On Education: The “Power of Yet” in the Classroom
“I’m convinced that about half of what separates successful entrepreneurs from the non-successful ones is pure perseverance,” the late Steve Jobs, co-founder of Apple, is quoted as saying.
Students — from elementary to secondary — can and should learn this grit and determination.
That is the “power of yet” Carol S. Dweck described in her November 2014 TedTalk. Dweck, a professor of psychology at Stanford University, is known for her work identifying the growth and fixed mindsets.
Without the power of yet, students basically are graded on their ability to show their skill or knowledge level. Regardless of pass or fail, they move on to a new topic.
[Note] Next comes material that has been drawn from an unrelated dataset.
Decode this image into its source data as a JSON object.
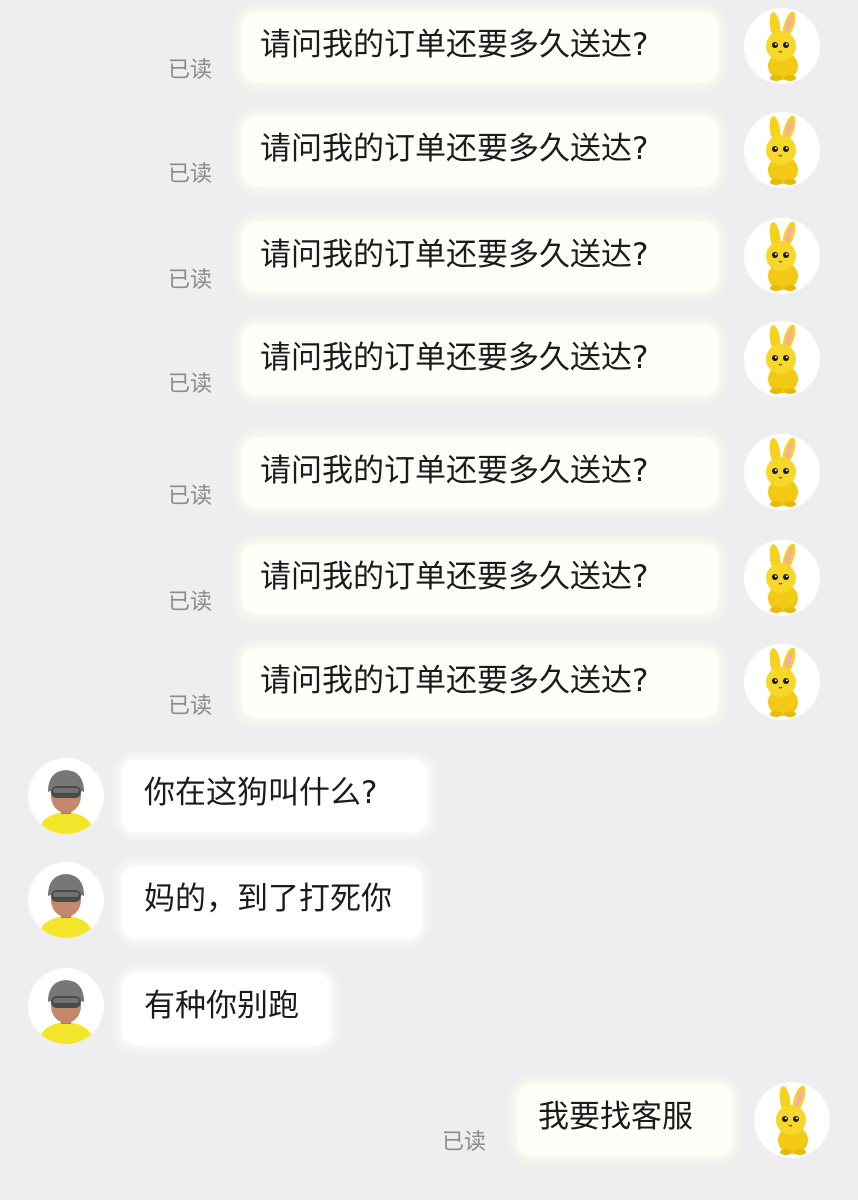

The power of yet allows students to progress, to see where they made mistakes, and learn how to correct them.
This is the strength successful entrepreneurs harness, explained Arash Asli, co-founder and CEO of Yocale.com, in his May 25, 2018 post at Forbes.com.
“Much of the entrepreneurial life is about trial and error and mistakes are a natural byproduct of that. But more than this, mistakes are an opportunity for growth. Extract all of the value from them that you can,” he said.
If more students understood that mistakes have value and can lead to growth, and were allowed the space and time to experiment with and experience this, the next generation would be better prepared for adulthood.
As an example: in most careers, workers do not receive grades associated with their work, because employees must see a task through completion — not just to a C+ effort. The most successful companies expect their workers to perform well. When employees fumble, managers expect them to bounce back, fix and learn what made a project fail or a product bomb.
“[I]f you get a failing grade, you think, I’m nothing, I’m nowhere. But if you get the grade ‘Not Yet’, you understand that you’re on a learning curve. It gives you a path into the future,” Dweck said.
Dweck, as part of the Mindset Kit — a free resource for teachers to help them develop the growth mindset in themselves and their students — recently dared learners to stop running from difficulties and failures, but to embrace them.
“If it was easy, well, then you probably already knew how to do it,” she said in a Mindset Kit video. “We should have kids asking for harder work, wanting the challenging problem. I want challenge to become the new comfort zone, not easy.”
Education circles are still debating how to effectively implement growth mindset training within the classroom. But the power of yet — the power of encouraging and celebrating persistence, of reveling in grit and overcoming obstacles — is still an important lesson we need to teach our children.